We underwent a lot of religious practice at the Baranagar Math. We used to get up at 3:00 am and become absorbed in japa and meditation. What a strong spirit of detachment we had in those days! We had no thought even as to whether the world existed or not.

==== Monastic vows ====
In January 1887, Narendranath Datta and eight other disciples of Ramakrishna took formal monastic vows at Baranagr Math.

=== Demolition in 1897 ===
The house, which was already in a dilapidated condition, crumbled down to dust in 1897. No initiative could be taken at that time to restore the house. In the same year, Vivekananda returned from the West.
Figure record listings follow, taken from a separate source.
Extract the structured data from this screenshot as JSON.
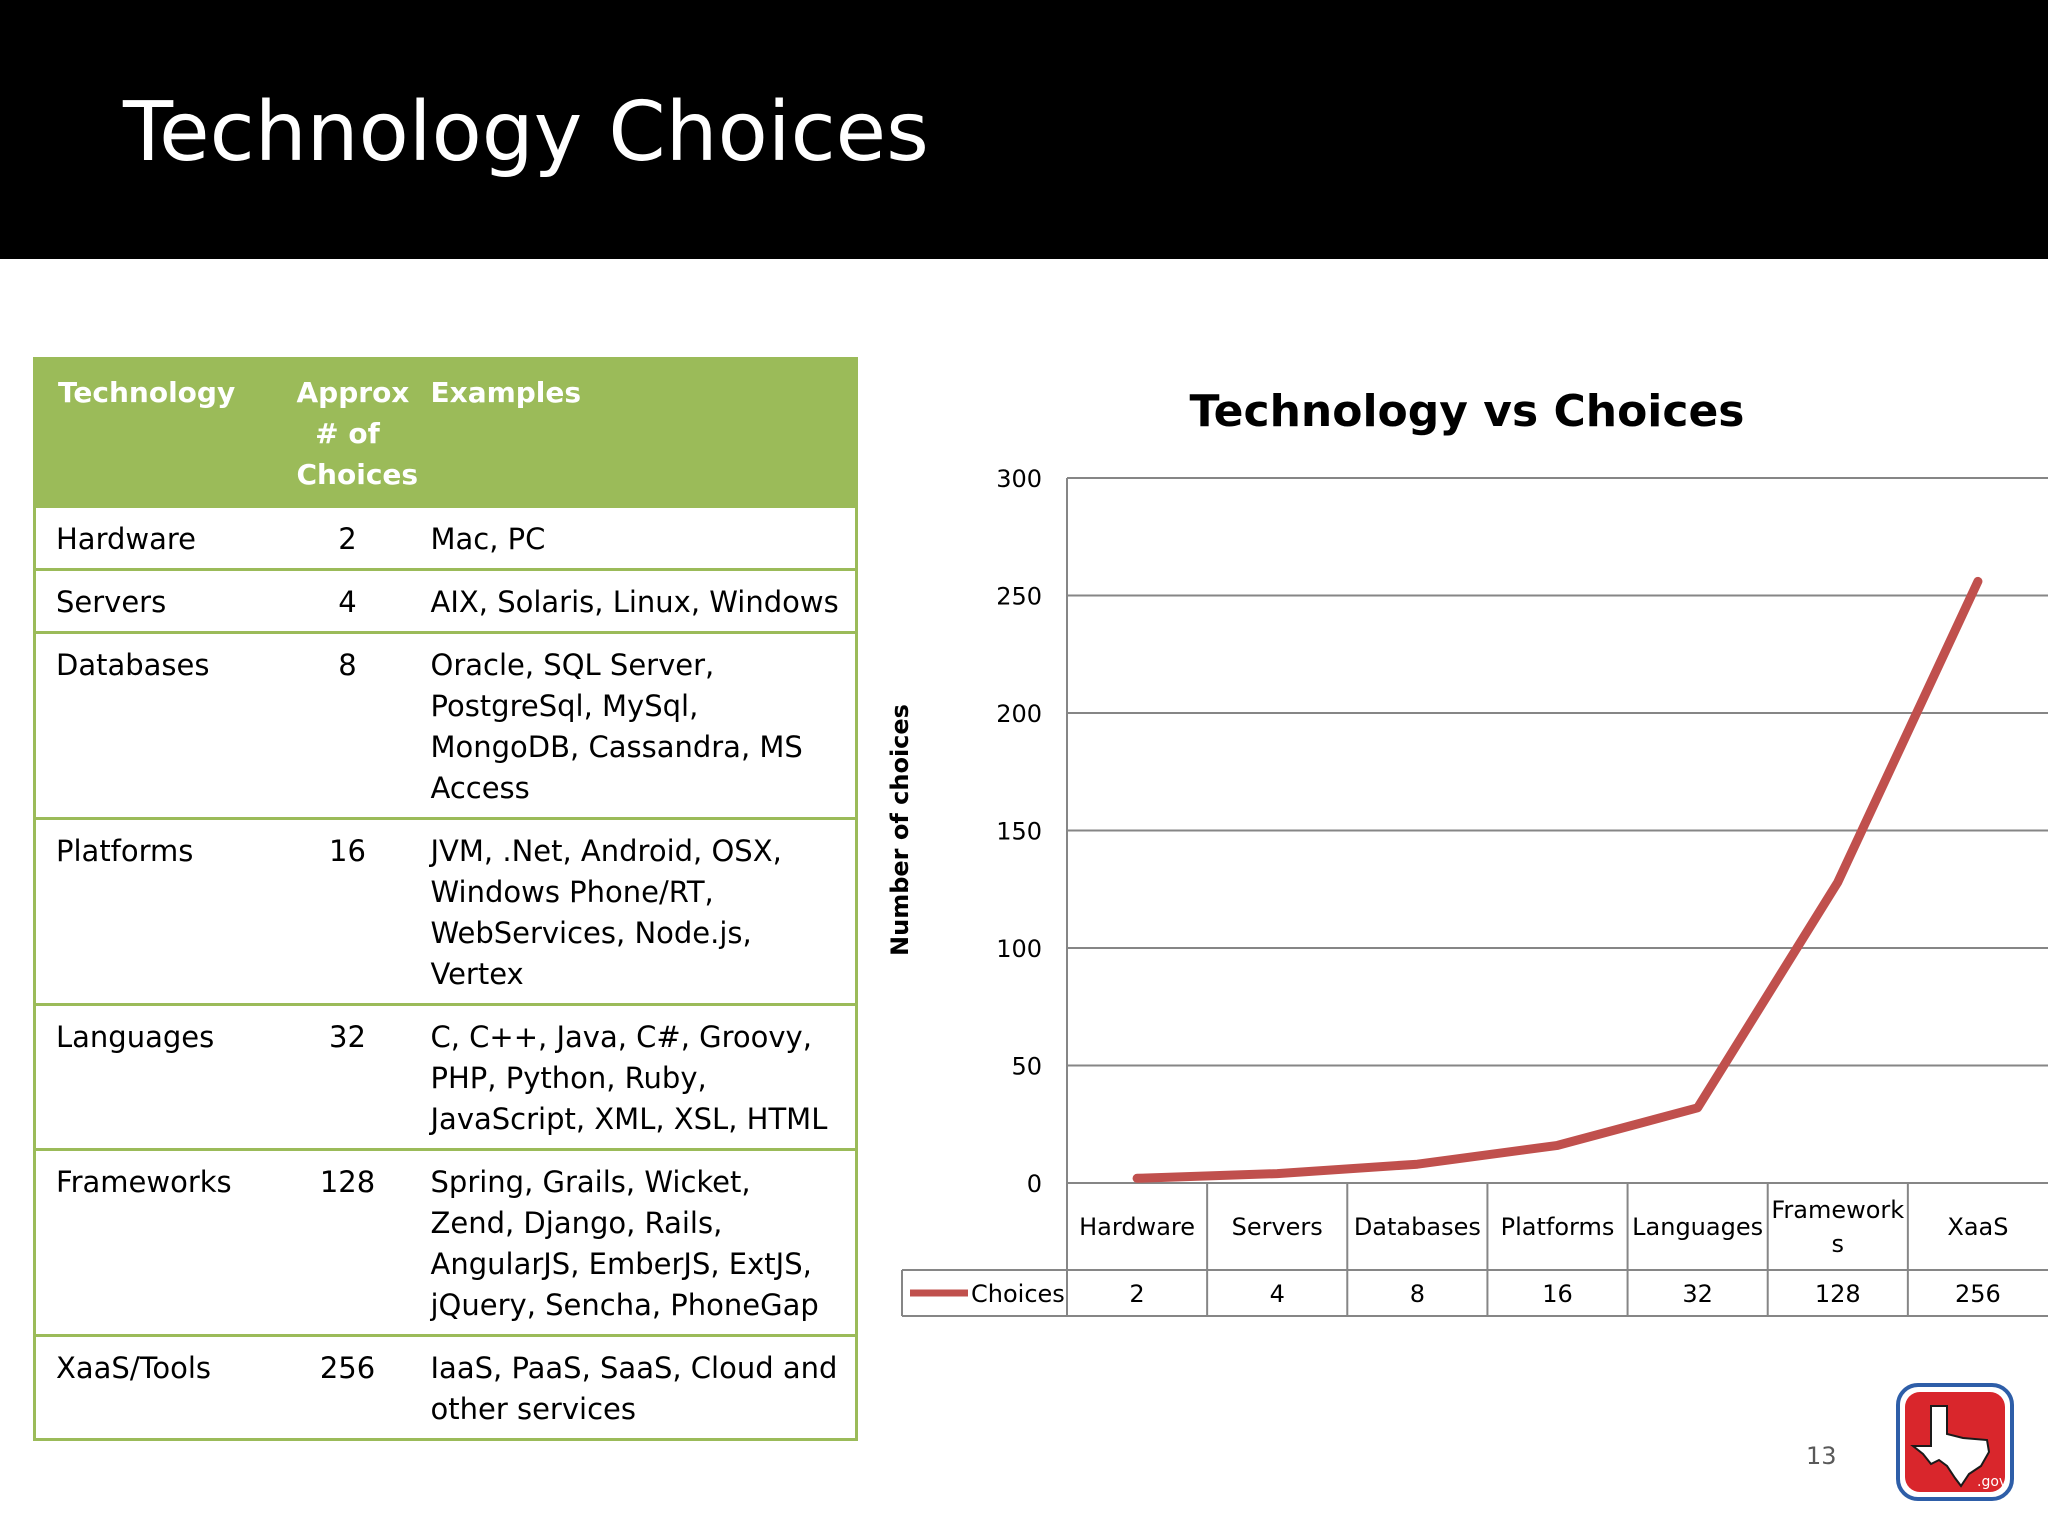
{
  "slide": {
    "title": "Technology Choices",
    "page_number": "13",
    "logo_text": ".gov"
  },
  "table": {
    "headers": [
      "Technology",
      "Approx # of Choices",
      "Examples"
    ],
    "rows": [
      {
        "technology": "Hardware",
        "count": "2",
        "examples": "Mac, PC"
      },
      {
        "technology": "Servers",
        "count": "4",
        "examples": "AIX, Solaris, Linux, Windows"
      },
      {
        "technology": "Databases",
        "count": "8",
        "examples": "Oracle, SQL Server, PostgreSql, MySql, MongoDB, Cassandra, MS Access"
      },
      {
        "technology": "Platforms",
        "count": "16",
        "examples": "JVM, .Net, Android, OSX, Windows Phone/RT, WebServices, Node.js, Vertex"
      },
      {
        "technology": "Languages",
        "count": "32",
        "examples": "C, C++, Java, C#, Groovy, PHP, Python, Ruby, JavaScript, XML, XSL, HTML"
      },
      {
        "technology": "Frameworks",
        "count": "128",
        "examples": "Spring, Grails, Wicket, Zend, Django, Rails, AngularJS, EmberJS, ExtJS, jQuery, Sencha, PhoneGap"
      },
      {
        "technology": "XaaS/Tools",
        "count": "256",
        "examples": "IaaS, PaaS, SaaS, Cloud and other services"
      }
    ]
  },
  "chart_data": {
    "type": "line",
    "title": "Technology vs Choices",
    "ylabel": "Number of choices",
    "xlabel": "",
    "categories": [
      "Hardware",
      "Servers",
      "Databases",
      "Platforms",
      "Languages",
      "Frameworks",
      "XaaS"
    ],
    "series": [
      {
        "name": "Choices",
        "values": [
          2,
          4,
          8,
          16,
          32,
          128,
          256
        ],
        "color": "#c0504d"
      }
    ],
    "ylim": [
      0,
      300
    ],
    "yticks": [
      0,
      50,
      100,
      150,
      200,
      250,
      300
    ],
    "grid": true,
    "data_table": true
  }
}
=== Formation of Baranagar Math Samrakshan Samity (1973) ===
On 25 January 1963, under the supervision and guidance of Swami Ramananda, a monk of Ramakrishna Order, the local people of Baranagar formed a society named "Baranagar Math Samrakshan Samity". The objective of the committee was to preserve the land where Baranagar Math was situated and attempt to re-establish it. In course of time, many buildings, shops and slums covered that area. Baranagar Math Samrakshan Samity managed to occupy a portion of the garden where Baranagar Math stood once. There they started social service activities like running Charitable Homoeopathic Dispensary, Free Coaching Centre (which was named Swami Vivekananda Charitable Coaching Centre) for the poor students of nearby slums etc. Gradually their social activities increased. They opened a non-formal school for children (which was named "Gadadhar Sishu Bikas Kendra"), opened a general library and started organising lectures and religious discourses on a regular basis.

=== Handing over to the Ramakrishna Math and the Ramakrishna Mission (2001) ===
In October 2001, Baranagar Math Samrakshan Samity handed over the land to the authority of Ramakrishna Math and Ramakrishna mission. At that time Belur Math Management (Note: Headquarter of Ramakrishna Math and Mission.) asked Baranagar's local Ramakrishna Mission Centre to take care of the possession. A meeting was held soon, where it was decided by the Governing Body and the Board of Trustees of Ramakrishna Math and Ramakrishna Mission to attempt to restore the place because of its historical significance. It was declared, since 6 January 2004 the place would be considered as an official branch of Belur Math. Swami Vamanananda was appointed as the president of the branch. Thus Baranagar Math came into existence once again. The development and re-establishment works are still going on.